1982 ya da 1983 sonbaharı olmalı. Bayram iznini değerlendirerek, Renault marka kırmızı arabamızla Antalya’ya gittik yeniden. Elifimin babası İstanbul Teknik Üniversitesi İnşaat Fakültesinden mezundu. Mesleğine âşık bir insandı. O tarihlerde Antalya’nın iki büyük şantiyesinde sınıf arkadaşları proje yöneticisi olarak görev yapmaktaydı. Turizm Bakanlığı tarafından yapılmakta olan Antalya-Kemer yolunun şantiyesini ziyaretimizi hiç unutamadım. Yapım halindeki bozuk yollardan zar zor ulaştık. Denizi kıyısında yüksekçe bir tepede ağaçların altındaki küçük şantiye binasına konuk olmuş ve bölgede turizmin gelişmesi için ilk adım olan yol yapım çalışmaları hakkında bilgi almıştık. O günlerde Kemer’de tek bir bina bile yoktu. Çok geniş bir alanda küçük bir bakkal bile yoktu. Bugün şantiye binasının olduğu yerde kademeli bir park düzenlenesi yapılmış ve tam tepedeki alanda kurulan Yörük çadırında konuklar ağırlanmaktadır.

5-202002011651353.jpg (600×450)

 

Ertesi gün ise Oymapınar Barajının şantiyesini ziyaret etmiş, yapımı süren su tünellerini görmüştük.  Her iki ziyaretimizde de kilometrelerce yeşillikler arsında yol gitmiş ama meskûn mahallere ve insanlara rastlamamıştık.

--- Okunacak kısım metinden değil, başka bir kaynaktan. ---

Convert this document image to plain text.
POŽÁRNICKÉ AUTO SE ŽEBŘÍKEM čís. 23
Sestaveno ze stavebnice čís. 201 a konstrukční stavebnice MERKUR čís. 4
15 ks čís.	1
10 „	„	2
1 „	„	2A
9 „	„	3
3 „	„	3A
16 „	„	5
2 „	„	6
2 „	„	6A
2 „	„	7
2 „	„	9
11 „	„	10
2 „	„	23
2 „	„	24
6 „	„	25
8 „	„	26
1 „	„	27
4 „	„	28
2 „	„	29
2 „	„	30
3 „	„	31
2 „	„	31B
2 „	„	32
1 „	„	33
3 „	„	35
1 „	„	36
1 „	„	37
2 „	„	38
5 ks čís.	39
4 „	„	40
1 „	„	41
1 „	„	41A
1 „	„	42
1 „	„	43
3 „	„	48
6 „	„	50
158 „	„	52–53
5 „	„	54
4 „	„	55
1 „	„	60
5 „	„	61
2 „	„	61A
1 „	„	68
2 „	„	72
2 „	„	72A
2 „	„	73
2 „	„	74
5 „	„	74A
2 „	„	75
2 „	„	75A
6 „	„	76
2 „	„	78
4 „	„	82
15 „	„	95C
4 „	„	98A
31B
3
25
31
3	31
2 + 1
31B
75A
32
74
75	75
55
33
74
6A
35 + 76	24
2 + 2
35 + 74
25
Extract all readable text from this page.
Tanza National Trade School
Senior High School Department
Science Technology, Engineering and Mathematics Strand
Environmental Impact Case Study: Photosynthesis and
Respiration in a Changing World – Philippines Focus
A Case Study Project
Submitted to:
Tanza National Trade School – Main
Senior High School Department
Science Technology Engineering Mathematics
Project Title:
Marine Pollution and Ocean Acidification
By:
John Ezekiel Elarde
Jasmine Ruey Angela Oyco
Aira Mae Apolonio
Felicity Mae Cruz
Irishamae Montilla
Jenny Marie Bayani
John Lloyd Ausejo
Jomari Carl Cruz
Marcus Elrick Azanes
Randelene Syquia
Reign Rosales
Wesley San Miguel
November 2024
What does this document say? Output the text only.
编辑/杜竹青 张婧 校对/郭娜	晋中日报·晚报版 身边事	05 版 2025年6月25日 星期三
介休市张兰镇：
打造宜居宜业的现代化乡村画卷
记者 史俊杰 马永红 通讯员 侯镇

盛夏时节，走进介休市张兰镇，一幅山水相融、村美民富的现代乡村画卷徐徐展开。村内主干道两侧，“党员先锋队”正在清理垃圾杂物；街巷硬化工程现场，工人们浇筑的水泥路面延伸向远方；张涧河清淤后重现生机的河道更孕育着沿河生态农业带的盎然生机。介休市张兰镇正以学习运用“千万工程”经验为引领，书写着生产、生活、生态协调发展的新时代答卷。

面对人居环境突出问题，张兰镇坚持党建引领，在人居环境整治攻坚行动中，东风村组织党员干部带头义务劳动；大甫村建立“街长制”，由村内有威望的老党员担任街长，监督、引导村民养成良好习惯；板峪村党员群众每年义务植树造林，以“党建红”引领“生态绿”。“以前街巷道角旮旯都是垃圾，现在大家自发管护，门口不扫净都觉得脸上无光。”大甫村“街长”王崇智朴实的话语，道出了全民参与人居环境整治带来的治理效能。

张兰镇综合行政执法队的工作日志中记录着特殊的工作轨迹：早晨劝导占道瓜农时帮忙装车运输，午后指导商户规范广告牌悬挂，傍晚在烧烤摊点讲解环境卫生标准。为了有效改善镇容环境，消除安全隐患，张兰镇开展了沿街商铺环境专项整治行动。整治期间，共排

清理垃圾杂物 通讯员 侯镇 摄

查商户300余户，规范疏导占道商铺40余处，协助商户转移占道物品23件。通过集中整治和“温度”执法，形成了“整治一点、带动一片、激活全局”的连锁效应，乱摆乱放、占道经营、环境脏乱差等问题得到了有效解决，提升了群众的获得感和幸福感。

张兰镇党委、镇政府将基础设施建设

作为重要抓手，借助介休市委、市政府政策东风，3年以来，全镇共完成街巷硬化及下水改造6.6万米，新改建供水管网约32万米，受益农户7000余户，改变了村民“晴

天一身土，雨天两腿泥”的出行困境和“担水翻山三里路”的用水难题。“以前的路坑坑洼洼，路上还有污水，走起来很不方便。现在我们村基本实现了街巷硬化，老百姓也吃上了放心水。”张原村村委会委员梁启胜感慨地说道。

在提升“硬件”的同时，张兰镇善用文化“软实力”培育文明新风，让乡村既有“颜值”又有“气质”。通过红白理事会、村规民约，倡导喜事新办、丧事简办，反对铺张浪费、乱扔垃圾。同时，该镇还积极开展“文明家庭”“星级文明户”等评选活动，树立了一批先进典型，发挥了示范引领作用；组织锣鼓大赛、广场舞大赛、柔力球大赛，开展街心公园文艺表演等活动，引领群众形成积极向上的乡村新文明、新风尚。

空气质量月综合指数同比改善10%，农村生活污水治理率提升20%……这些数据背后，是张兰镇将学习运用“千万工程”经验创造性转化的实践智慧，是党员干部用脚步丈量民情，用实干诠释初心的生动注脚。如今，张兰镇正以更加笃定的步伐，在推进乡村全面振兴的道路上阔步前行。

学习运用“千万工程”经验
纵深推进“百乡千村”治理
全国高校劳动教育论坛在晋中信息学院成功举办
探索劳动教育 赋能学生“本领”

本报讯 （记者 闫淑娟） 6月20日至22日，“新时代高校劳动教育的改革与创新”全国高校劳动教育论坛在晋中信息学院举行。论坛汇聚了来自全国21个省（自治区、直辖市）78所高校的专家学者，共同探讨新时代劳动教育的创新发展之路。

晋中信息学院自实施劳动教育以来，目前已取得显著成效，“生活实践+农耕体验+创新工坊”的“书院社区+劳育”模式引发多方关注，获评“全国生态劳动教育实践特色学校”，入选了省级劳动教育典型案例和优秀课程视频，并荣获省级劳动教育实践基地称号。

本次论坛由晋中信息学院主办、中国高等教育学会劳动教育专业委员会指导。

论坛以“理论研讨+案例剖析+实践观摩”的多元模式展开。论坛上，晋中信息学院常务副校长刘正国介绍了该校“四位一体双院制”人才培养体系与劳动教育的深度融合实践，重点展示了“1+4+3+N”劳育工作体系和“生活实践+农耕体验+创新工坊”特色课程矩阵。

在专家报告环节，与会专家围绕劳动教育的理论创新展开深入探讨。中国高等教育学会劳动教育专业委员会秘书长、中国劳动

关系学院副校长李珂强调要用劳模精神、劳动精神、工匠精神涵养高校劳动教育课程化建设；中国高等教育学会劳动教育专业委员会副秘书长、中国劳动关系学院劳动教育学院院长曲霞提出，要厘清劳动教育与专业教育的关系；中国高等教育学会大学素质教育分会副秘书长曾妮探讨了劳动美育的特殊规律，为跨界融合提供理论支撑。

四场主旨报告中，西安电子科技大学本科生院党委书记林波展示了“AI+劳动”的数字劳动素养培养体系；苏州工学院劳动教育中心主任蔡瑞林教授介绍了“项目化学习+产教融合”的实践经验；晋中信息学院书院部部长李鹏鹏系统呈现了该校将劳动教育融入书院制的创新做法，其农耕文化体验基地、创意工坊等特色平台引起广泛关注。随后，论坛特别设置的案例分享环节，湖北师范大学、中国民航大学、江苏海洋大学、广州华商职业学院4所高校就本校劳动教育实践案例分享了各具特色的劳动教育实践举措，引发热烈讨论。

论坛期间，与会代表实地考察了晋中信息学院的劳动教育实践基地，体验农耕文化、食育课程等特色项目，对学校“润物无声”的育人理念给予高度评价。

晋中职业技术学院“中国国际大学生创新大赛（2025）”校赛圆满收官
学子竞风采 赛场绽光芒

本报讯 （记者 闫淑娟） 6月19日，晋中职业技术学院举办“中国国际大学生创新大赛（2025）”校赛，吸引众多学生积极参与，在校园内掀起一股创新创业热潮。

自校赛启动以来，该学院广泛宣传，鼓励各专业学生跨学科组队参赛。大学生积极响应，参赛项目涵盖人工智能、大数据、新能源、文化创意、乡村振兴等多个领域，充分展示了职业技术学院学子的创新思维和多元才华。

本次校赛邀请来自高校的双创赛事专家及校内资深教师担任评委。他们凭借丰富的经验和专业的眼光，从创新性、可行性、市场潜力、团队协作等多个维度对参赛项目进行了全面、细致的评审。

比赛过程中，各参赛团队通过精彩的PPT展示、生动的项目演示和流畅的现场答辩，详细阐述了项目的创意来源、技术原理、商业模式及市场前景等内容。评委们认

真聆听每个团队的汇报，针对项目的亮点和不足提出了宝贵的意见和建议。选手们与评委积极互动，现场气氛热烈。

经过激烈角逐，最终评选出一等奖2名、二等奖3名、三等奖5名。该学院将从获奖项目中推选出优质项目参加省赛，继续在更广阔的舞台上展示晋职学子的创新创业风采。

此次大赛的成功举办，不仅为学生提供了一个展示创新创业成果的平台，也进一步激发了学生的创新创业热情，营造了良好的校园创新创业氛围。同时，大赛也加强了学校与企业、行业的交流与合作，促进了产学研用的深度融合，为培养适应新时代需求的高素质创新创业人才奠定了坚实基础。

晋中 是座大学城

Bugün aynı yolcuğu yoğun bir trafik içinde ve çok sayıdaki konut ve otel binaları arasında yapmak zorundayız.

 

Antalya’yı bu ikinci ziyaretimizden unutulmaz bir anım da Faselis’i (Phasilis) görmekti.  Beydağları Millî Parkında çam ve sedir ormanları içinde bulunan bir Antik Yunan ve Roma şehri olan Faselis, Kemer’e çok yakın bir konumdadır. 1980’lerin başında anayoldan itibaren doğru dürüst bir yolu bile yoktu.  Henüz koruma altına alınmamış, antik tiyatro, su kemerleri ve diğer kalıntıları yaklaşık iki bin yıldır yürüyüp, gelişen orman tarafından nerdeyse yutulmuştu.  Üç farklı koyunda üç ayrı limanıyla antik dönemin önemli ihraç kapısı olan bu büyülü kente ilk bakışta âşık olmuştum.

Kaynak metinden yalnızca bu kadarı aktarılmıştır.